Je Suis Baga
When news of a possible genocide in the town of Baga filtered through on Thursday, 8th of January, I was still stuck in my room and reeling from news of the Charlie Hebdo attacks that had rocked Paris this week.
The news from Baga did not just add a further dent to my day, the horror associated with the number of deaths was both unreal and unimaginable. 2000 people dead, murdered coldly in continuous raids by the terrorist group – Boko Haram, gave me a jolt like none other. It was like 9/11 all over again.
I have never been to Baga, the closest I had been to the area during my journey through the Northeastern part of Nigeria, was the town of Kukawa. However, I have lived in Borno long enough to see, hear and feel the painful scars inflicted by Boko Haram in the area. Sometime in April, 2013, Baga was thrown in turmoil as over a hundred residents were murdered and thousands of homes were burnt down. The magnitude of the annihilation that took place on the 7th and 8th of January, 2015 is beyond incomparable and if the numbers are to be believed, it is certainly the highest casualty figure since the advent of Boko Haram’s operations.
The question, which rises to the lips of every Nigerian at this time – what is the government’s response? The pseudo-lackadaisical approach by the government at this time is one reflective of its reaction during the abduction of over 200 girls from the Chibok community (again in Borno state). A reaction so nonexistent and obstinate in its nonexistence that it takes pressure from the media and pressure groups to pull out a mere statement acknowledging the fact that the event even occurred.
The attack which was said to have commenced with the takeover of a military outpost in Baga, commenced undisturbed for close to 48 hours as residents were massacred and displaced. In a statement released by the Chad government, the influx of displaced persons from Nigeria is at an unprecedented high and assistance is now required to manage the refugee situation. Questions surrounding the ability of the Nigerian Army to actually contain the threat of Boko Haram has been heightening and juxtaposed with the nearly $7 billion defence budget, the ridiculousness of the situation is only expanded.

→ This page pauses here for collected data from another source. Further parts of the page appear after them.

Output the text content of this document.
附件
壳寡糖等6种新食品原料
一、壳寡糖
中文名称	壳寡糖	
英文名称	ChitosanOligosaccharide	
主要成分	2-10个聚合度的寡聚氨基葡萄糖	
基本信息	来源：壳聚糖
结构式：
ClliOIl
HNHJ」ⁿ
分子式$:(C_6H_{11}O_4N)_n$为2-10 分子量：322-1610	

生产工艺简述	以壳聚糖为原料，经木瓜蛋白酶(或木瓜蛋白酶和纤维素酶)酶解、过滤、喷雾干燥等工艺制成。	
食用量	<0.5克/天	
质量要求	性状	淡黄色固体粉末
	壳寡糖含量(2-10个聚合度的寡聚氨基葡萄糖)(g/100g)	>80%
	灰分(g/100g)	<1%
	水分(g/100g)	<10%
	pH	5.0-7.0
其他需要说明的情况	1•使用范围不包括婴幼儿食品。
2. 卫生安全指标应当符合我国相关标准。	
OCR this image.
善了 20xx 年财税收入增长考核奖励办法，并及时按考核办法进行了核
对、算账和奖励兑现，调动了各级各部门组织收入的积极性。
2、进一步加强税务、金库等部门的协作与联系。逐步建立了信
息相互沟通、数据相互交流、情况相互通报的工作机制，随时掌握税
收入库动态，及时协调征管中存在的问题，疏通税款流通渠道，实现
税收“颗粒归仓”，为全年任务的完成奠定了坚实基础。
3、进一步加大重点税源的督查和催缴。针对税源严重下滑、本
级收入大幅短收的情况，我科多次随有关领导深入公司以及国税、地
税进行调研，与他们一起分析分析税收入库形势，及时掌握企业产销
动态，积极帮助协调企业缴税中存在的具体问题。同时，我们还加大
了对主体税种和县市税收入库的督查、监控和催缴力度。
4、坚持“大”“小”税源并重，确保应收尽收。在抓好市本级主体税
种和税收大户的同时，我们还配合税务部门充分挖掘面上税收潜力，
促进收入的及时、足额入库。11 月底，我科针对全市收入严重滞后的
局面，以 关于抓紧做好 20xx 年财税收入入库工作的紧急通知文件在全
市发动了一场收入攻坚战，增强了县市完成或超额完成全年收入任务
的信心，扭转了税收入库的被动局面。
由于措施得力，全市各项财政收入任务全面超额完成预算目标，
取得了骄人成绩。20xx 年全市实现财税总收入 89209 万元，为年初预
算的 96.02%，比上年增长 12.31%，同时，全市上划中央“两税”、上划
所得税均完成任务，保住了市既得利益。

As at 12:00 hours on the 10th of January, 2015, no statement had been released by the Presidency, Military Spokesperson, Minister of Information, and the attention paid by most local media agencies has been so abysmal, one would think the situation almost did not happen.
The Government’s History of “Unlooking”
Eternally waiting for ‘robust’ responses is something the citizens of Nigeria have gradually grown accustomed to. However, as Nigeria’s most hotly contested presidential elections approach, “unlooking” these events is not only inhumane but also detrimental to President Goodluck Jonathan’s already flailing campaign. In an episode closely followed by world media (necessitating my first ever trip to the Borno region), the government needed to be coerced by incessant campaigning by former Minister of Education, Mrs. Obiageli Ezekwesili and a visit from Pakistan’s Malala Yousafzai before it agreed to engage in conversations with the families of the missing Chibok school children, months after the children had been declared missing. Both the populace and the international community have met remarks accusing the nation’s opposition party of having a hand in the activities of Boko Haram with great distaste. It is even more grating when periods of inaction are expended as this gives the terrorists an upper hand in their reign of terror.
A recent ruling by the Supreme Military Council sentencing a number of young soldiers to death for mutiny and dismissing several more added to the grave concern growing amongst the people. Are the military well equipped? Is the current Defence budget properly utilized? What is being done about allegations of infiltration within the military? What is the general plan to contain Boko Haram before it becomes a full-scale territorial entity like the Taliban?
Rather than responding to these questions, ignoring the main issues and going for the jugular of the opposition is reflective of the government’s current attitude, unfortunately a 21st century genocide is one that demands full attention and action.
Action is a state that has been quite lacking in the government’s current armory with reference to Boko Haram. Complex and conflicting statements, condolence words rife with stereotypical threats of reprisal by the government and in this case, no statements whatsoever, has been the current order to the day. More statements of support have been issued by the citizenry than the presidency.
The presidency portrays itself as the wounded party rather than the Commander-in-Chief of the armed forces. As the situation sinks to more laughable and regrettable depths, I am reminded that while I am Charlie, I am also that man who may never see his family again. I am that girl forcefully converted to Islam and made to marry a man who I have never met before my 12th birthday. I am that boy who watches behind those bushes as his family is slaughtered and all forms of his known existence is crushed right before him. I am Baga and if this government will not rise to defend the furor of a hurt people, then a government which has failed to answer any questions may have answered the only question that matters at this time – who should lead Nigeria.